Jiwei Network News, on December 24, the first Jiwei Automotive Semiconductor Ecology Summit was held in the form of online + offline. Victor Veliadis, Managing Director and Chief Technology Officer of PowerAmerica, delivered a presentation entitled "The Battle Between SiC and Traditional Silicon Technologies: The Status Quo and the Dilemma."

Victor Veliadis began by saying that companies that have the ability to support advanced silicon wafer manufacturing technology are very at least, but in addition to storage and logic chips, there are many areas that have the opportunity to make a profit, such as the Internet of Things, AI, 5G, etc. In these areas, mature processes can still be put into chip production.

Silicon carbide power devices are large discrete devices that can withstand large currents and high blocking voltages. Based on voltage, current, frequency, efficiency, temperature and specific application considerations, at lower frequencies, silicon-based devices dominate, but when entering higher frequencies, switching losses will become larger and silicon-based device efficiency will decrease, which is a very competitive field for silicon carbide and gallium nitride.
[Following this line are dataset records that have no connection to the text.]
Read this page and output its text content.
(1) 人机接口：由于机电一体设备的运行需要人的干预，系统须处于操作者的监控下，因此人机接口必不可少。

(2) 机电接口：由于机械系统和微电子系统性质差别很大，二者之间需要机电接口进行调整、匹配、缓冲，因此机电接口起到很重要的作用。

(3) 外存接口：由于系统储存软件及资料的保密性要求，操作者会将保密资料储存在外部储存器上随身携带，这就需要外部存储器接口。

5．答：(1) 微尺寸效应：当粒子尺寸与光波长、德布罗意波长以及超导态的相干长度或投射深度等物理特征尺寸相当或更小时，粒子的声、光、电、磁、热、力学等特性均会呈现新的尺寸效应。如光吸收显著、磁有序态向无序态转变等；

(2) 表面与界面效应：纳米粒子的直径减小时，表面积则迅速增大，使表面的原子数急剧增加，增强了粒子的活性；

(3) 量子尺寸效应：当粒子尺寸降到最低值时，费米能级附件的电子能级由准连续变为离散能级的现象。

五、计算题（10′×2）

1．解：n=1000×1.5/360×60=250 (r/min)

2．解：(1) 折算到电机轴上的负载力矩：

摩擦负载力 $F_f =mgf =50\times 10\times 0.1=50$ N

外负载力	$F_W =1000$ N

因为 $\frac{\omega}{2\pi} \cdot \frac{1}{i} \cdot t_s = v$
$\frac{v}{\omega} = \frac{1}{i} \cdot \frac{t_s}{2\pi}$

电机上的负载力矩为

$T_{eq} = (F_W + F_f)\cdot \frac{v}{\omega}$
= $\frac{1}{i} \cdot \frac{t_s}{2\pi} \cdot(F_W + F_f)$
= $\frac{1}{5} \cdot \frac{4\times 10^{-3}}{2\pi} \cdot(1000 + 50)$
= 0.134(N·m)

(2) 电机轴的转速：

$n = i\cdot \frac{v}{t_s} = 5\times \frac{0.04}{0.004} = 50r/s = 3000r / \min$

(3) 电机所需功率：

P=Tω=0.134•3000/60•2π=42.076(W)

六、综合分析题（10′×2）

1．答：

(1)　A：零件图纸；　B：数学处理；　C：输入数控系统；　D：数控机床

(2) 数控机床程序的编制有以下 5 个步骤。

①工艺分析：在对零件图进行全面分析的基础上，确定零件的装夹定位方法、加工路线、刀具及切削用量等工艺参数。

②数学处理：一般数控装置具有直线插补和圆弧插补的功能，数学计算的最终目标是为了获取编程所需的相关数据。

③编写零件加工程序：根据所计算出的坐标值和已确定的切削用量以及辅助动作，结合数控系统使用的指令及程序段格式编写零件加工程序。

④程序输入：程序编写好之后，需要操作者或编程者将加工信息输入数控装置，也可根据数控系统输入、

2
Victor Veliadis pointed out that the 15-600V range is a competitive area for silicon-based devices, with the characteristics of reliability, ruggedness, cheapness and high current resistance; 100-900V, gallium nitride device advantages are prominent; 900V-10KV range, silicon carbide devices are basically a must.. And in the field of electric vehicles and power supply, there are many applications in the market of 650V, silicon-based devices and three and a half generations are very competitive.

Because of its high frequency and high power, silicon carbide is an important application scenario for silicon carbide under high voltage, automobiles, data centers, and space fields. According to the technology roadmap released by Yole, after 2021, the impetus for silicon carbide will come from electric and hybrid vehicles, which bring opportunities for large-scale commercialization of silicon carbide.
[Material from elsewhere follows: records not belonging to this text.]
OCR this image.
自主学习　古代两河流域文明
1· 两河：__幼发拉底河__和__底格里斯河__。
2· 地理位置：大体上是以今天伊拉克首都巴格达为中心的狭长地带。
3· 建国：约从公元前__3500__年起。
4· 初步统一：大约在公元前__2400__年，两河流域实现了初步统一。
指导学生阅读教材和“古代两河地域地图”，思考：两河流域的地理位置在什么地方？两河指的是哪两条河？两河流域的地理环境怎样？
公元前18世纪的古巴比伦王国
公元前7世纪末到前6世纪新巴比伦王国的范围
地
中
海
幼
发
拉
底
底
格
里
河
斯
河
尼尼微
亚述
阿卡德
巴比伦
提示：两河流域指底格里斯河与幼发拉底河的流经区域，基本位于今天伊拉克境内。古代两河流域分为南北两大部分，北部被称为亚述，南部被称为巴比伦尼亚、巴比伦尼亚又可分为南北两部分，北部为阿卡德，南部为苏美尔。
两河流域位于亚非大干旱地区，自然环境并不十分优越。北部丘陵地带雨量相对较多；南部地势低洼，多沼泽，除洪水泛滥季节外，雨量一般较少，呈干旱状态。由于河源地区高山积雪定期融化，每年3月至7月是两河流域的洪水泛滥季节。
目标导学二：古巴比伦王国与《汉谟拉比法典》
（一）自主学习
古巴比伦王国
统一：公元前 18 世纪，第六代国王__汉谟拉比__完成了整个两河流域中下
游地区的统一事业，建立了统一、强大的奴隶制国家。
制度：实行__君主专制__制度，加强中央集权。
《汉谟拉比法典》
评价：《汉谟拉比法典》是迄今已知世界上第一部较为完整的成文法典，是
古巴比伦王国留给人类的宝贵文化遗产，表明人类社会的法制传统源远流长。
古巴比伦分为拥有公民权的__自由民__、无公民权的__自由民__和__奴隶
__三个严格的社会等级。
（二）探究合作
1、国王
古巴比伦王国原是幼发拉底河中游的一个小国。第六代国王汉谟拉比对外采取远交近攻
However, Victor Veliadis said that silicon carbide still has problems such as high equipment cost, reliability problems, and talent reserves that need to be solved urgently in large-scale commercialization. The process of manufacturing silicon carbide substrates is much more complex than silicon substrates, which means more labor and time is required, which will turn into higher costs. Silicon carbide starting wafers account for 50-70% of the cost of siC devices, and reducing wafer costs is the key to reducing the cost of SIC equipment.
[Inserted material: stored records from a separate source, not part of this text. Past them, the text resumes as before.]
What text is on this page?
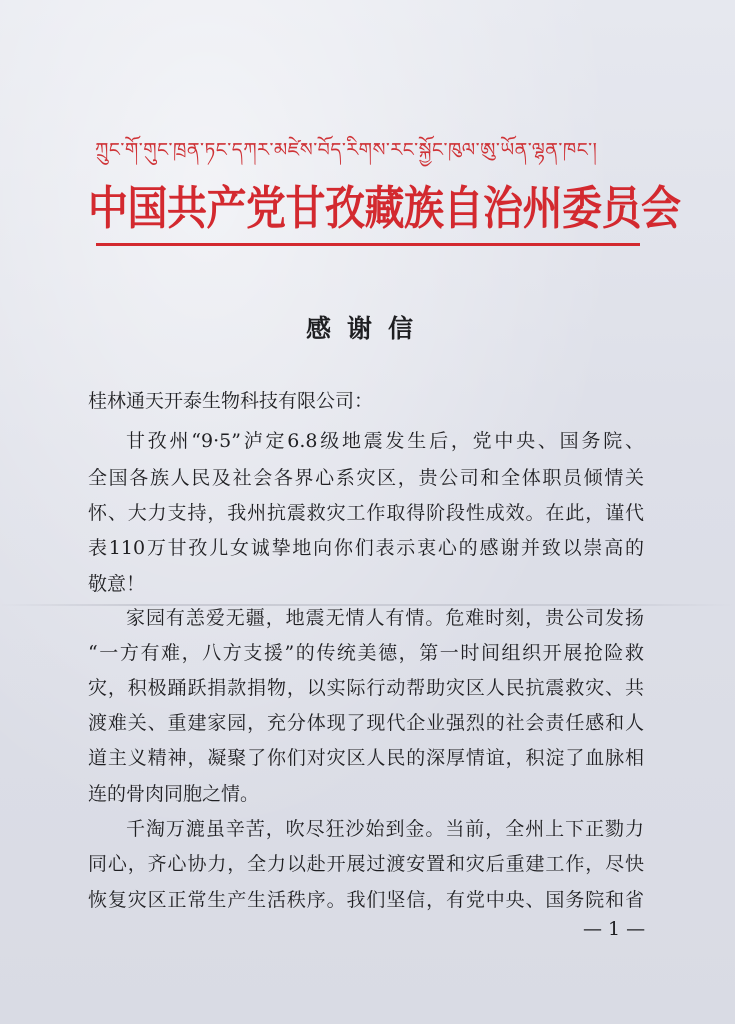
ཀྲུང་གོ་གུང་ཁྲན་ཏང་དཀར་མཛེས་བོད་རིགས་རང་སྐྱོང་ཁུལ་ཨུ་ཡོན་ལྷན་ཁང་།
中国共产党甘孜藏族自治州委员会
感谢信
桂林通天开泰生物科技有限公司：
甘孜州“9·5”泸定6.8级地震发生后，党中央、国务院、
全国各族人民及社会各界心系灾区，贵公司和全体职员倾情关
怀、大力支持，我州抗震救灾工作取得阶段性成效。在此，谨代
表110万甘孜儿女诚挚地向你们表示衷心的感谢并致以崇高的
敬意！
家园有恙爱无疆，地震无情人有情。危难时刻，贵公司发扬
“一方有难，八方支援”的传统美德，第一时间组织开展抢险救
灾，积极踊跃捐款捐物，以实际行动帮助灾区人民抗震救灾、共
渡难关、重建家园，充分体现了现代企业强烈的社会责任感和人
道主义精神，凝聚了你们对灾区人民的深厚情谊，积淀了血脉相
连的骨肉同胞之情。
千淘万漉虽辛苦，吹尽狂沙始到金。当前，全州上下正勠力
同心，齐心协力，全力以赴开展过渡安置和灾后重建工作，尽快
恢复灾区正常生产生活秩序。我们坚信，有党中央、国务院和省
— 1 —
Victor Veliadis said that silicon wafers had a size of 200mm in 1992, and the development of silicon carbide wafer size is 30 years behind that of silicon. The cost of silicon carbide components is usually 3 times higher than that of silicon devices, taking photovoltaic inverters as an example, the semiconductor cost of inverters made of silicon carbide as raw materials is three times higher than that of silicon materials, but the total cost is lower than that of silicon. He explained that silicon carbide can operate at higher frequencies, reducing the volume of the magnet's weight, further reducing the cost of passive components, and thus reducing the cost of the entire system.

Victor Veliadis also introduced the different points and difficulties of silicon carbide in the manufacturing process, and said that compared with silicon wafers, silicon carbide devices have competition in process and design, and many design companies, universities and start-ups will provide silicon carbide designs to help companies that want to enter the field to enter the market faster.